In 1517,
Martin Luther's 95 Theses sparked the Protestant Reformation by
challenging the practices of the Roman Catholic Church and the authority of the
pope. Many of Luther's books were ordered to be burned as a result of Luther's
dissent. Despite this fact, a copy of Martin Luther's Table Talk (then
entitled Divine Discourses) was found preserved under the foundations of
a German citizen's home in 1626. Table Talk contains a series of
informal conversations Luther shared with his students and colleagues in his
home. The topics of these conversations range from religious doctrine and
history to instructions regarding government, church, and the academic
university. Throughout this text, Luther presents his beliefs boldly, and at
times, his opinions may seem extremely biased. While the ethical implications
of Luther's views are highly debated, Table Talk provides an uncensored
look at Luther's influential ideas.
BOOK OF BOOKS
That the
Bible is God’s Word and book I prove thus: All things that have been, and are,
in the world, and the manner of their being, are described in the first book of
Moses on the creation; even as God made and shaped the world, so does it stand
to this day.
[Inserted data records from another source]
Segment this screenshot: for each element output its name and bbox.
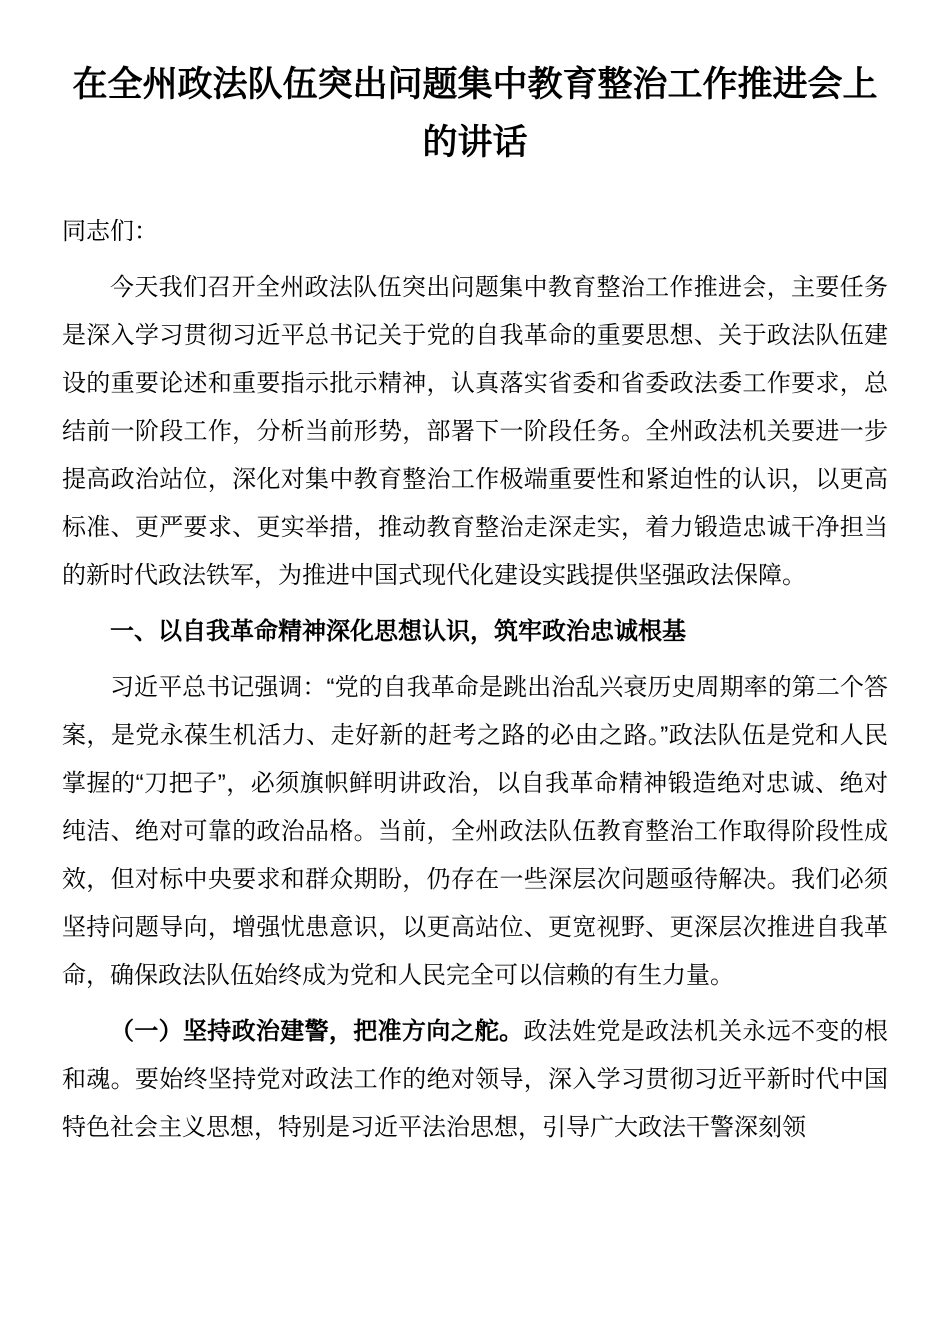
document-title: 在全州政法队伍突出问题集中教育整治工作推进会上的讲话 (72, 65, 878, 162)
paragraph-opening: 今天我们召开全州政法队伍突出问题集中教育整治工作推进会，主要任务是深入学习贯彻习近平总书记关于党的自我革命的重要思想、关于政法队伍建设的重要论述和重要指示批示精神，认真落实省委和省委政法委工作要求，总结前一阶段工作，分析当前形势，部署下一阶段任务。全州政法机关要进一步提高政治站位，深化对集中教育整治工作极端重要性和紧迫性的认识，以更高标准、更严要求、更实举措，推动教育整治走深走实，着力锻造忠诚干净担当的新时代政法铁军，为推进中国式现代化建设实践提供坚强政法保障。 (62, 274, 888, 589)
paragraph-section1-body: 习近平总书记强调：“党的自我革命是跳出治乱兴衰历史周期率的第二个答案，是党永葆生机活力、走好新的赶考之路的必由之路。”政法队伍是党和人民掌握的“刀把子”，必须旗帜鲜明讲政治，以自我革命精神锻造绝对忠诚、绝对纯洁、绝对可靠的政治品格。当前，全州政法队伍教育整治工作取得阶段性成效，但对标中央要求和群众期盼，仍存在一些深层次问题亟待解决。我们必须坚持问题导向，增强忧患意识，以更高站位、更宽视野、更深层次推进自我革命，确保政法队伍始终成为党和人民完全可以信赖的有生力量。 (62, 674, 888, 989)
salutation: 同志们： (62, 218, 158, 245)
section-heading-1: 一、以自我革命精神深化思想认识，筑牢政治忠诚根基 (110, 618, 686, 645)
paragraph-subsection1 (62, 1008, 888, 1152)
document-body (62, 208, 888, 1152)
subsection1-lead: （一）坚持政治建警，把准方向之舵。 (110, 1018, 524, 1045)
subsection1-body: 政法姓党是政法机关永远不变的根和魂。要始终坚持党对政法工作的绝对领导，深入学习贯彻习近平新时代中国特色社会主义思想，特别是习近平法治思想，引导广大政法干警深刻领 (62, 1018, 888, 1141)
Infinite potentates have raged against this book, and sought to
destroy and uproot it—king Alexander the Great, the princes of Egypt and of
Babylon, the monarchs of Persia, of Greece, and of Rome, the emperors Julius
and Augustus—but they nothing prevailed; they are all gone and vanished, while
the book remains, and will remain for ever and ever, perfect and entire, as it
was declared at first.
Who has thus helped it—who has thus protected it against
such mighty forces? No one, surely, but God himself, who is the master of all
things. And `tis no small miracle how God has so long preserved and protected
this book; for the devil and the world are sore foes to it. I believe that the
devil has destroyed many good books of the church, as, aforetime, he killed and
crushed many holy persons, the memory of whom has now passed away; but the
Bible he was fain to leave subsisting...
God, with singular strength, has upheld these things; let us, then, baptize,
administer the sacrament, and preach, fearless of impediment.
Homer, Virgil,
and other noble, fine, and profitable writers, have left us books of great
antiquity, but they are naught to the Bible.